At this point, we're done with P, so we add n to P:

Finally, we continue with i = 2 and n = 4. We run through P: When p = 9, k = 2, and since T[2] equals 1, we ignore k. Similarly, when p = 2, k also equals 2, and since T[2] equals 1, we ignore k again. At this point, we're done with P, so we add n to P:

Now, we're done with N, so we return the size of P, which is three. As you can see, when we're done, P and N will be identical, so we could simply return the size of N.

Let's think about the running time of this algorithm. Suppose there end up being n elements of N. Then our checking loop runs O(n²) times. Inside the loop we do an "if", a division, a check of T[j], potentially a push_back() to N and setting T[j] to true, and a push_back() to P. All of those are O(1). So our program is O(n²). With n capped at 1,000, this is fast enough for topcoder.

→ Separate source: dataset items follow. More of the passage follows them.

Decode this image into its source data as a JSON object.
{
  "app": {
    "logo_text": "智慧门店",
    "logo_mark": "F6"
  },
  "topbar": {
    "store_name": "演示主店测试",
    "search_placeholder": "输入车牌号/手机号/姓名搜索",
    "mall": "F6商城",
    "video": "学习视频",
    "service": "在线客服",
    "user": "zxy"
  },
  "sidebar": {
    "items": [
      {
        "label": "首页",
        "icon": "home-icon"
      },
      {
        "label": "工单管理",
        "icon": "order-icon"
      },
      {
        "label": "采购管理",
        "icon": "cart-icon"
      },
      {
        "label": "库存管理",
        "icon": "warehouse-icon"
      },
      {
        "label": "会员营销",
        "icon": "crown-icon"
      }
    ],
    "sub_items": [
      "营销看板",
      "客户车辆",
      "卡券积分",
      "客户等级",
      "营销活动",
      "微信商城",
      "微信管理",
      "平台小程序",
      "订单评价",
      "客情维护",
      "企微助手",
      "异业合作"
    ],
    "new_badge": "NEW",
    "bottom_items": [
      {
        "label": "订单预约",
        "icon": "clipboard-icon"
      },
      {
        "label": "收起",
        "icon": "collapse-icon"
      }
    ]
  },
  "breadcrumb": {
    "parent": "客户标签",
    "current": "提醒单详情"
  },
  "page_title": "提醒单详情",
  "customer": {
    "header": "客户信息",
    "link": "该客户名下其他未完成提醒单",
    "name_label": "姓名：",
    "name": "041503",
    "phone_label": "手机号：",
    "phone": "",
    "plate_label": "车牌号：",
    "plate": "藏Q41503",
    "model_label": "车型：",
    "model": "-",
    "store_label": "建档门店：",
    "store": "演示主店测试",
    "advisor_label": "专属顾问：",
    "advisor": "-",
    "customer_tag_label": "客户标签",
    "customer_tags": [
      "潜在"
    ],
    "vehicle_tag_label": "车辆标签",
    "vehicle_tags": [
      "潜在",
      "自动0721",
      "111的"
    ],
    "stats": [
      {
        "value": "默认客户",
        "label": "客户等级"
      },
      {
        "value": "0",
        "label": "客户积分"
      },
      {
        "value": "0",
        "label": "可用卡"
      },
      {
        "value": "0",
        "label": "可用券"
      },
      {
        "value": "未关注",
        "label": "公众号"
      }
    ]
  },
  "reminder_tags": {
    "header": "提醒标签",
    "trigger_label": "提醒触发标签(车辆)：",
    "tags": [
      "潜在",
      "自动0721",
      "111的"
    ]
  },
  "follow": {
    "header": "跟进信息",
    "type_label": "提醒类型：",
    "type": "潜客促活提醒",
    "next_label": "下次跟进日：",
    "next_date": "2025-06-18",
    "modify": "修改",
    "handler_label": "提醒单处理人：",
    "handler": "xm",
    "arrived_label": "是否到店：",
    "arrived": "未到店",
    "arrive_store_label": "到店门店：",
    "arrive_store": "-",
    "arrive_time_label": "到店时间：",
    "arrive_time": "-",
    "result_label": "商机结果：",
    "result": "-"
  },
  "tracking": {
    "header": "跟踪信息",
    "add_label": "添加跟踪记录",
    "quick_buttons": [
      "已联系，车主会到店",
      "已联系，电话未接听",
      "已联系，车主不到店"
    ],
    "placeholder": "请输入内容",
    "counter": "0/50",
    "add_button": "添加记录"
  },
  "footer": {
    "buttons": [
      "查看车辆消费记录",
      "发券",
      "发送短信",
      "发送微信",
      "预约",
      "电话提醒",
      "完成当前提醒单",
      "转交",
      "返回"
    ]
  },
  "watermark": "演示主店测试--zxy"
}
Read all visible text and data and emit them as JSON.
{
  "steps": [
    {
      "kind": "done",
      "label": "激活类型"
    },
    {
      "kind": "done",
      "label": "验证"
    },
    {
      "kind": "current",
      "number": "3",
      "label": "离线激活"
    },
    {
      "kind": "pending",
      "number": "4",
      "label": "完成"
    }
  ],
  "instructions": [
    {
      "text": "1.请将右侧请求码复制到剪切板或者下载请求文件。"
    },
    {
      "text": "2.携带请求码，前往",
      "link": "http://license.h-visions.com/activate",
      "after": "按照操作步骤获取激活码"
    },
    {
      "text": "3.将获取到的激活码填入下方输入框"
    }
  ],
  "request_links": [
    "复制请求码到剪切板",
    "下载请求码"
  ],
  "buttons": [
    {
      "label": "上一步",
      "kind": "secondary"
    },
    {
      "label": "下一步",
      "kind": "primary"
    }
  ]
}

Now think about the choice of data structure for T. Because the values of v are limited to ≤ 1000, we can make T a vector of size 1,001, and checking to see whether a value is in N is O(1).

Suppose T were instead a set. Then checking would be O(log n), and our program would run in O(n²log n).

And finally, suppose that we didn't use T at all, but instead used N. Then checking would be O(n), and our program would be O(n³). As always, our choice of data structure is very important!